II. Le 11 novembre 1983, la requérante a fait opposition au brevet européen qui avait été délivré et en a demandé la révocation dans sa totalité. Dans son mémoire exposant les motifs de son opposition, elle s'est référée à de nouveaux documents.
III. Par une décision rendue le 7 novembre 1985, la Division d'opposition a rejeté l'opposition, en faisant valoir essentiellement les motifs suivants :
i) Même si l'on admet qu'elles portent sur des procédés pour la préparation de polyamide à partir de caprolactame, suivie de la séparation et du recyclage des monomères non transformés ou des produits de réaction de bas poids moléculaire, les antériorités n'enseignent pas toutefois, à la différence du brevet en cause, la condensation directe sur la masse fondue de monomères encore à polymériser des produits séparés sous forme gazeuse ; l'objet du brevet est donc nouveau.
ii) Bien qu'il y ait similitude entre le procédé selon le brevet en litige et le procédé selon l'état de la technique le plus proche, à savoir le document DE-A-2 503 308 (document (1)), dans la mesure o" le condenseur renferme une quantité de monomères si élevée que le dimère ne peut se déposer, c'est en maintenant la polymérisation en deçà de l'équilibre que l'on parvient à ce résultat, selon le document (1).
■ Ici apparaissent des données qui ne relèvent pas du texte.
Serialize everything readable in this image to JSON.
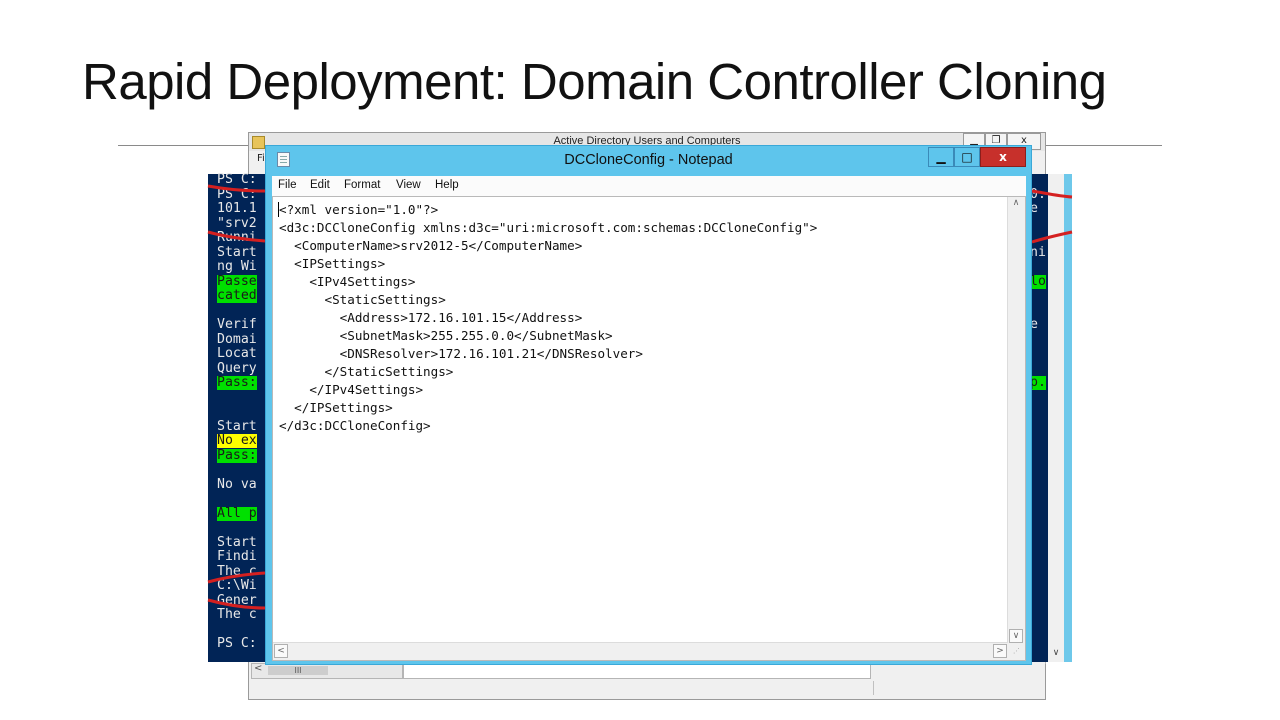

Cet enseignement ne saurait suggérer la solution proposée dans le brevet en litige, dans laquelle on arrive à ce résultat en utilisant un appareil, au lieu de faire intervenir la cinétique de réaction.
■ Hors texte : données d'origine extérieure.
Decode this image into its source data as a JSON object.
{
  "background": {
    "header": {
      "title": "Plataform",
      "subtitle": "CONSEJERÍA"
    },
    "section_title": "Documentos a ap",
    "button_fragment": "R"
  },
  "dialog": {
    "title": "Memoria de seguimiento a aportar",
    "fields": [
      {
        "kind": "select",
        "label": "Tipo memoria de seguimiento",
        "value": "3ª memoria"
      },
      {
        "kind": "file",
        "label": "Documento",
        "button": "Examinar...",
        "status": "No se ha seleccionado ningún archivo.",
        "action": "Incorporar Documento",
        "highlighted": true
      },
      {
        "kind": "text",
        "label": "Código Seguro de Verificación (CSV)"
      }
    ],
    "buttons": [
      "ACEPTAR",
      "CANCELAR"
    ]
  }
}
IV. Le 3 janvier 1986, l'opposante a formé un recours à l'encontre de cette décision de rejet et a dûment acquitté la taxe prescrite. Le mémoire exposant les motifs du recours a été produit le 6 mars 1986. Son argumentation se fondait sur le document (1) et sur un nouveau document, portant le numéro DE-A-1 949 911 (document (5)).
Selon l'opposante, le document (5) enseigne comment aspirer au moyen d'une trompe à vide les résidus extractibles, à savoir les monomères et les oligomères, dans la masse fondue de polyamide, et comment condenser dans cette masse fondue les résidus volatils en utilisant de préférence le caprolactame comme liquide d'entraînement. Ce qui serait donc brevetable, à la rigueur, c'est le fait d'utiliser par la suite le mélange obtenu pour la polymérisation ; or c'est là une méthode évidente, qui a d'ailleurs déjà été proposée dans le document (1). Une comparaison entre le mode opératoire selon l'exemple 1 du fascicule du brevet et selon la revendication 1 du document (5) ne fait apparaître aucune différence : dans les deux cas, les vapeurs sont condensées dans une grande quantité de caprolactame, qui est recyclé par pompage.
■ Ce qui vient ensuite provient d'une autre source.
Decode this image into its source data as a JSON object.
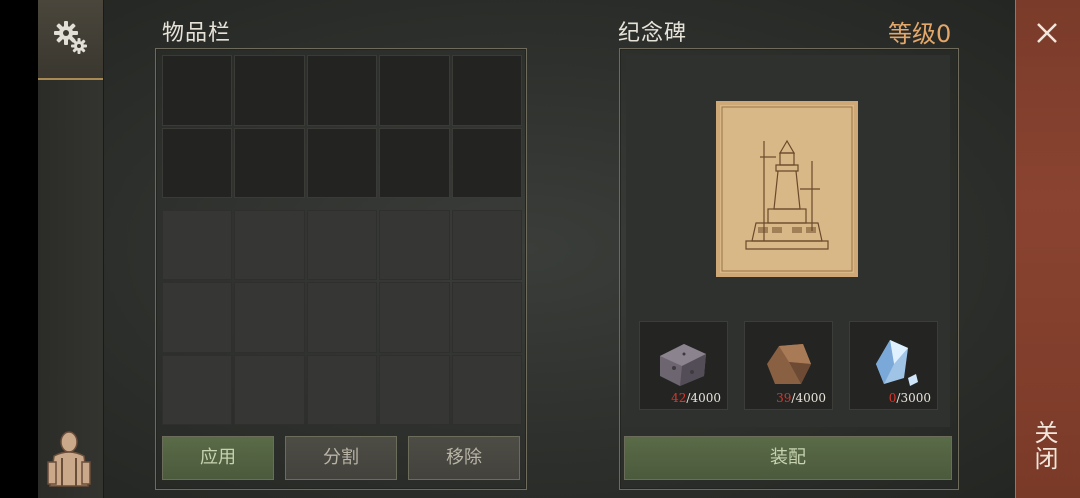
{
  "inventory": {
    "title": "物品栏",
    "buttons": {
      "apply": "应用",
      "split": "分割",
      "remove": "移除"
    }
  },
  "monument": {
    "title": "纪念碑",
    "level": "等级0",
    "resources": [
      {
        "icon": "stone-block-icon",
        "have": "42",
        "need": "/4000"
      },
      {
        "icon": "rock-ore-icon",
        "have": "39",
        "need": "/4000"
      },
      {
        "icon": "crystal-icon",
        "have": "0",
        "need": "/3000"
      }
    ],
    "equip_label": "装配"
  },
  "close": {
    "label": "关闭"
  },
  "colors": {
    "level": "#e3a76a",
    "missing": "#d4372d",
    "close_bar": "#8a4330"
  }
}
V. L'intimée quant à elle fait valoir que selon le document (5) il faut filtrer les résidus qui ont été condensés et aspirés dans la masse fondue de polyamide au moyen d'une trompe à vide ; cette filtration est absolument indispensable, car le liquide d'entraînement pour la trompe à vide est envoyé dans le circuit fermé, ce qui fait que très vite on franchit la limite de solubilité du dimère dans le caprolactame, d'où la formation de dépôts. Un tel enseignement ne peut conduire au procédé revendiqué.
En ce qui concerne le document (1), l'intimée renvoie à l'argumentation développée par la Division d'opposition.
VI. Au cours de la procédure orale du 6 novembre 1986, les parties sont restées sur leurs positions :
i) La requérante a attiré l'attention sur l'étendue de l'enseignement divulgué dans le document (5). Dans un mode d'exécution préféré (revendication 6), la filtration n'est nécesaire que lorsqu'on utilise un condensat comme liquide d'entraînement. Si, par contre, on met en oeuvre -comme cela est également proposé- du caprolactame à l'état pur, il ne manque dans l'état de la technique que la description du recyclage vers le réacteur du mélange enrichi de résidus extractibles. Or, c'est là une méthode évidente du point de vue économique, qui a d'ailleurs déjà été proposée dans le document (1).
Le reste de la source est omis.